Forum Moderators: Robert Charlton & goodroi
I rank #4 when it's misspelled, and no where in the top 100 for the correct spelling, but am i correct in thinking that the meta description may be carrying more weight then we initially thought?
widgets, widget, the widget, my widget etc... all VERY different when used in the title, not so much when used in the description and even less when used on page.
My point is that the algo is ranking your page on every keyword and every keyword combination it finds. The filters then reduce and often eliminate your articles value for the majority of those keywords.
example: you misspelled a word. You rank highly for that word, even if it's a meta tag, until your page passes the filters which then confirm that your page is not about the misspelled word at all - the rankings drop.
The filters eventually get a good idea of what your site is about and so it becomes harder to rank for other things outside of what G thinks is your topic. The toughest filter of all exists for page one results imo, if you manage to land on page one you are guaranteed a visit to see if the page is worthy and I believe that this filter is the automatic "flag a human evaluator" type of filter.
It's not a secret that many G employees spend their days sifting through pages and pages and pages... they focus on NEW entries to page one as a priority. When a human evaluator says "nope, you'll get no recognition henceforth for the term "widget" you're done for on that term.
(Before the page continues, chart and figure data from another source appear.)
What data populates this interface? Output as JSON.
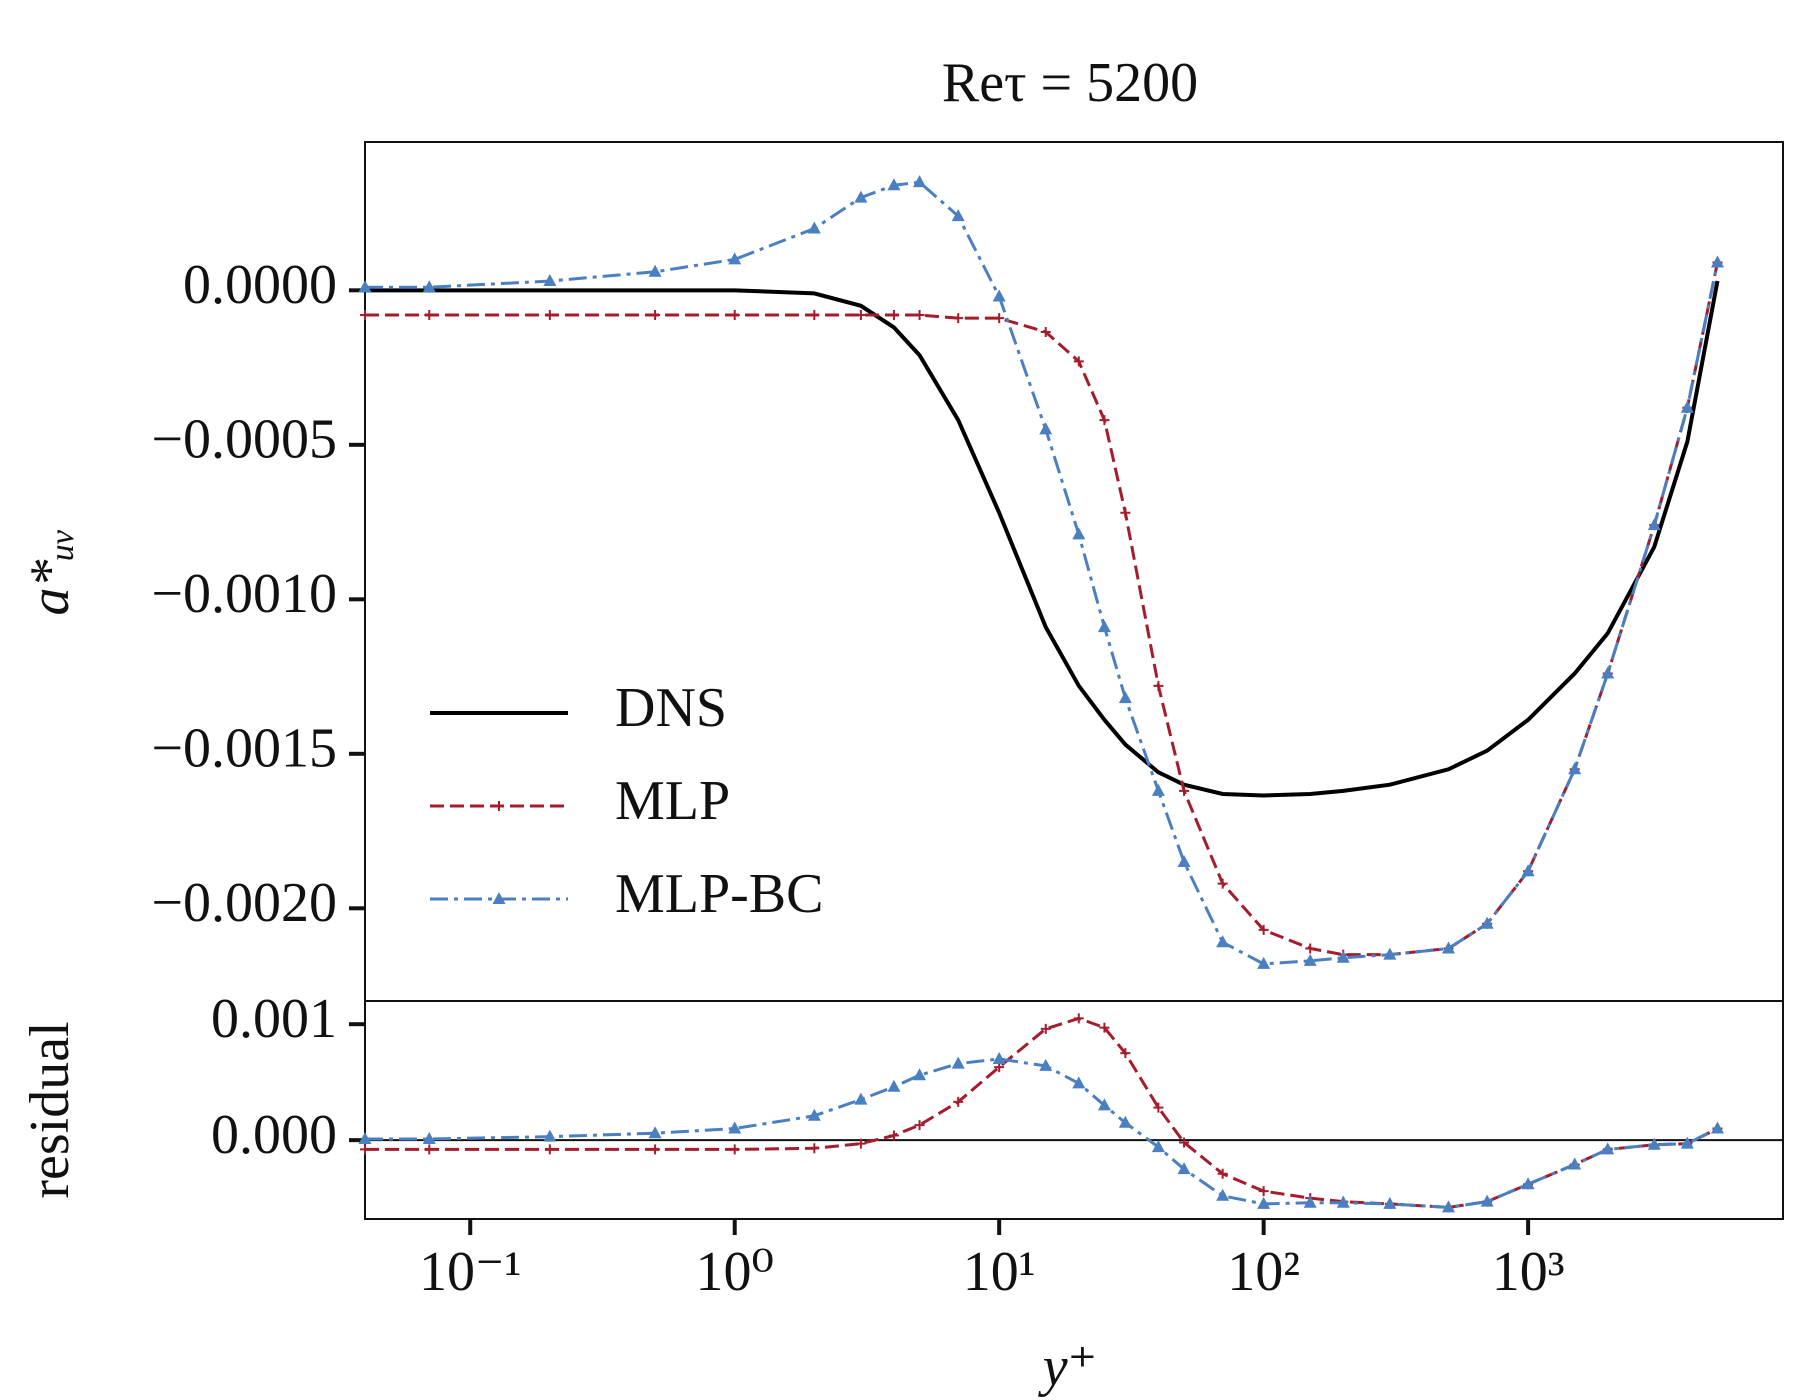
{
  "chart_data": [
    {
      "type": "line",
      "title": "Reτ = 5200",
      "ylabel": "a*ᵤᵥ",
      "log_x": true,
      "xlim": [
        0.04,
        9200
      ],
      "ylim": [
        -0.0023,
        0.00048
      ],
      "yticks": [
        {
          "value": 0,
          "label": "0.0000"
        },
        {
          "value": -0.0005,
          "label": "−0.0005"
        },
        {
          "value": -0.001,
          "label": "−0.0010"
        },
        {
          "value": -0.0015,
          "label": "−0.0015"
        },
        {
          "value": -0.002,
          "label": "−0.0020"
        }
      ],
      "legend": "center left",
      "x": [
        0.04,
        0.07,
        0.2,
        0.5,
        1,
        2,
        3,
        4,
        5,
        7,
        10,
        15,
        20,
        25,
        30,
        40,
        50,
        70,
        100,
        150,
        200,
        300,
        500,
        700,
        1000,
        1500,
        2000,
        3000,
        4000,
        5200
      ],
      "series": [
        {
          "name": "DNS",
          "color": "#000000",
          "dash": "solid",
          "marker": "none",
          "values": [
            0,
            0,
            0,
            0,
            0,
            -1e-05,
            -5e-05,
            -0.00012,
            -0.00021,
            -0.00042,
            -0.00072,
            -0.00109,
            -0.00128,
            -0.00139,
            -0.00147,
            -0.00156,
            -0.0016,
            -0.00163,
            -0.001635,
            -0.00163,
            -0.00162,
            -0.0016,
            -0.00155,
            -0.00149,
            -0.00139,
            -0.00124,
            -0.00111,
            -0.00083,
            -0.00049,
            3e-05
          ]
        },
        {
          "name": "MLP",
          "color": "#a51c2c",
          "dash": "dashed",
          "marker": "plus",
          "values": [
            -8e-05,
            -8e-05,
            -8e-05,
            -8e-05,
            -8e-05,
            -8e-05,
            -8e-05,
            -8e-05,
            -8e-05,
            -9e-05,
            -9e-05,
            -0.000135,
            -0.00023,
            -0.00042,
            -0.00072,
            -0.00128,
            -0.00162,
            -0.00192,
            -0.00207,
            -0.00213,
            -0.00215,
            -0.00215,
            -0.00213,
            -0.00205,
            -0.00188,
            -0.00155,
            -0.00124,
            -0.00076,
            -0.00038,
            9e-05
          ]
        },
        {
          "name": "MLP-BC",
          "color": "#4a7fc1",
          "dash": "dashdot",
          "marker": "triangle",
          "values": [
            1e-05,
            1e-05,
            3e-05,
            6e-05,
            0.0001,
            0.0002,
            0.0003,
            0.00034,
            0.00035,
            0.00024,
            -2e-05,
            -0.00045,
            -0.00079,
            -0.00109,
            -0.00132,
            -0.00162,
            -0.00185,
            -0.00211,
            -0.00218,
            -0.00217,
            -0.00216,
            -0.00215,
            -0.00213,
            -0.00205,
            -0.00188,
            -0.00155,
            -0.00124,
            -0.00076,
            -0.00038,
            9e-05
          ]
        }
      ]
    },
    {
      "type": "line",
      "ylabel": "residual",
      "xlabel": "y⁺",
      "log_x": true,
      "xlim": [
        0.04,
        9200
      ],
      "ylim": [
        -0.00068,
        0.0012
      ],
      "yticks": [
        {
          "value": 0.001,
          "label": "0.001"
        },
        {
          "value": 0,
          "label": "0.000"
        }
      ],
      "xticks": [
        {
          "value": 0.1,
          "label": "10⁻¹"
        },
        {
          "value": 1,
          "label": "10⁰"
        },
        {
          "value": 10,
          "label": "10¹"
        },
        {
          "value": 100,
          "label": "10²"
        },
        {
          "value": 1000,
          "label": "10³"
        }
      ],
      "hline": 0,
      "x": [
        0.04,
        0.07,
        0.2,
        0.5,
        1,
        2,
        3,
        4,
        5,
        7,
        10,
        15,
        20,
        25,
        30,
        40,
        50,
        70,
        100,
        150,
        200,
        300,
        500,
        700,
        1000,
        1500,
        2000,
        3000,
        4000,
        5200
      ],
      "series": [
        {
          "color": "#a51c2c",
          "dash": "dashed",
          "marker": "plus",
          "values": [
            -8e-05,
            -8e-05,
            -8e-05,
            -8e-05,
            -8e-05,
            -7e-05,
            -3e-05,
            4e-05,
            0.00013,
            0.00033,
            0.00063,
            0.00096,
            0.00105,
            0.00097,
            0.00075,
            0.00028,
            -2e-05,
            -0.00029,
            -0.00044,
            -0.0005,
            -0.00053,
            -0.00055,
            -0.00058,
            -0.00053,
            -0.00038,
            -0.00021,
            -8e-05,
            -4e-05,
            -3e-05,
            0.0001
          ]
        },
        {
          "color": "#4a7fc1",
          "dash": "dashdot",
          "marker": "triangle",
          "values": [
            1e-05,
            1e-05,
            3e-05,
            6e-05,
            0.0001,
            0.00021,
            0.00035,
            0.00046,
            0.00056,
            0.00066,
            0.0007,
            0.00064,
            0.00049,
            0.0003,
            0.00015,
            -6e-05,
            -0.00025,
            -0.00048,
            -0.00055,
            -0.00054,
            -0.00054,
            -0.00055,
            -0.00058,
            -0.00053,
            -0.00038,
            -0.00021,
            -8e-05,
            -4e-05,
            -3e-05,
            0.0001
          ]
        }
      ]
    }
  ]
}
Short version - Google collects and ranks everything, then it filters what it's found... including misspellings in meta tags.
But the incorrectly spelled search word does not appear anywhere on page, only in the meta-description
But that's what I was saying - you can rank for mis-spellings without the word appearing anywhere on the site, or in external links. So, it doesn't mean your page appears because of the meta description mis-spelling.
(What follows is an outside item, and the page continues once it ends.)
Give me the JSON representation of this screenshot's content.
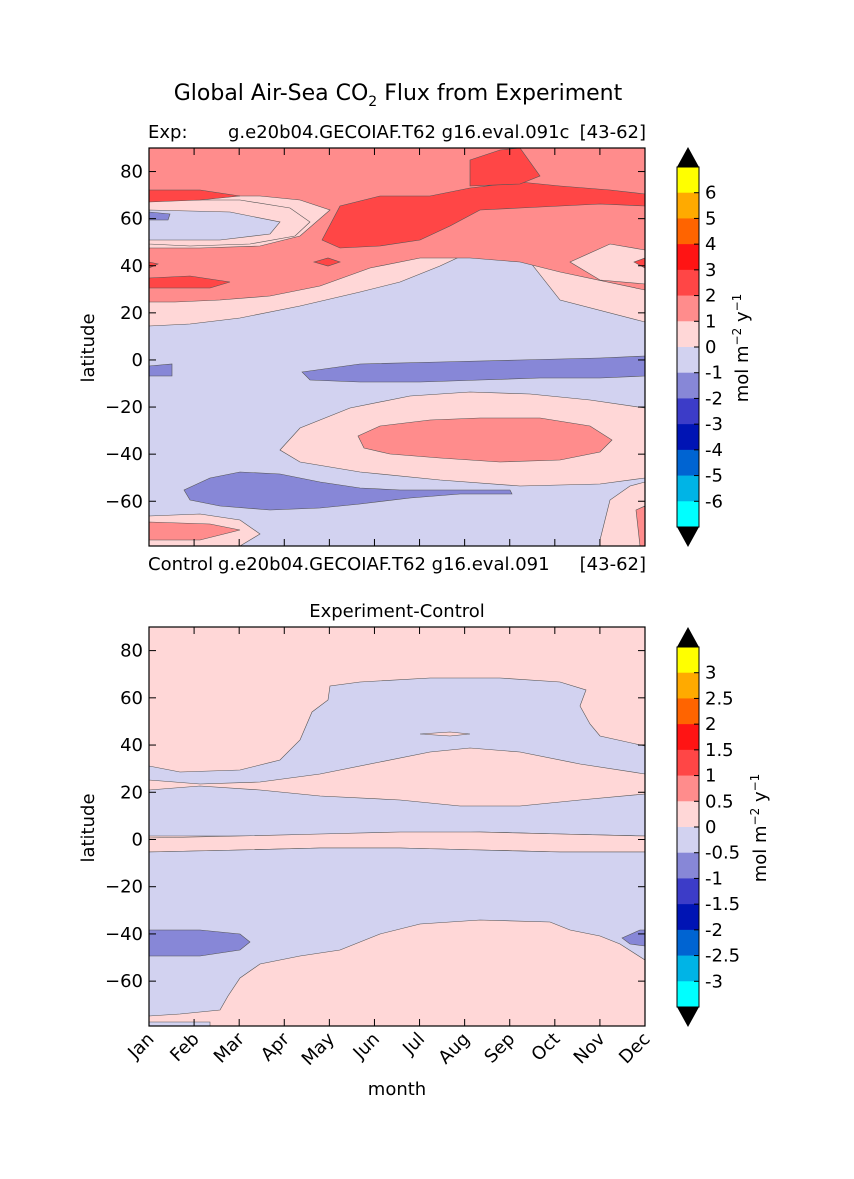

But that's what I was saying - you can rank for mis-spellings without the word appearing anywhere on the site, or in external links.
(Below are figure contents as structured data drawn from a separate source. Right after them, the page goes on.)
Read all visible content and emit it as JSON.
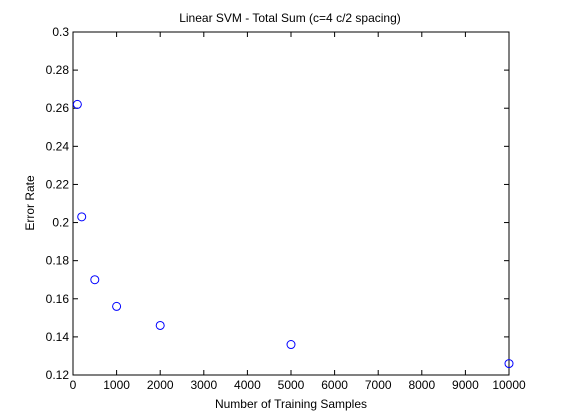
{
  "chart_data": {
    "type": "scatter",
    "title": "Linear SVM - Total Sum (c=4 c/2 spacing)",
    "xlabel": "Number of Training Samples",
    "ylabel": "Error Rate",
    "xlim": [
      0,
      10000
    ],
    "ylim": [
      0.12,
      0.3
    ],
    "x_ticks": [
      0,
      1000,
      2000,
      3000,
      4000,
      5000,
      6000,
      7000,
      8000,
      9000,
      10000
    ],
    "x_tick_labels": [
      "0",
      "1000",
      "2000",
      "3000",
      "4000",
      "5000",
      "6000",
      "7000",
      "8000",
      "9000",
      "10000"
    ],
    "y_ticks": [
      0.12,
      0.14,
      0.16,
      0.18,
      0.2,
      0.22,
      0.24,
      0.26,
      0.28,
      0.3
    ],
    "y_tick_labels": [
      "0.12",
      "0.14",
      "0.16",
      "0.18",
      "0.2",
      "0.22",
      "0.24",
      "0.26",
      "0.28",
      "0.3"
    ],
    "grid": false,
    "marker": "open-circle",
    "marker_color": "#0000ff",
    "points": [
      {
        "x": 100,
        "y": 0.262
      },
      {
        "x": 200,
        "y": 0.203
      },
      {
        "x": 500,
        "y": 0.17
      },
      {
        "x": 1000,
        "y": 0.156
      },
      {
        "x": 2000,
        "y": 0.146
      },
      {
        "x": 5000,
        "y": 0.136
      },
      {
        "x": 10000,
        "y": 0.126
      }
    ]
  }
}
So can we expand that to question why we don't get even more traffic based on misspellings? Bear with me, as this is an odd concept, but I'm still a little confused on how a page can rank on words that aren't even present, isn't that one of the major factors of all search engines, that the keyword be at least present on the page?
There seem to be strange criteria at play when a site is returned for mis-spellings - it isn't (as might be expected) the same as results for the correctly-spelled word. It seems to select a different subset of sites for some reason, and doesn't happen with every mis-spelling.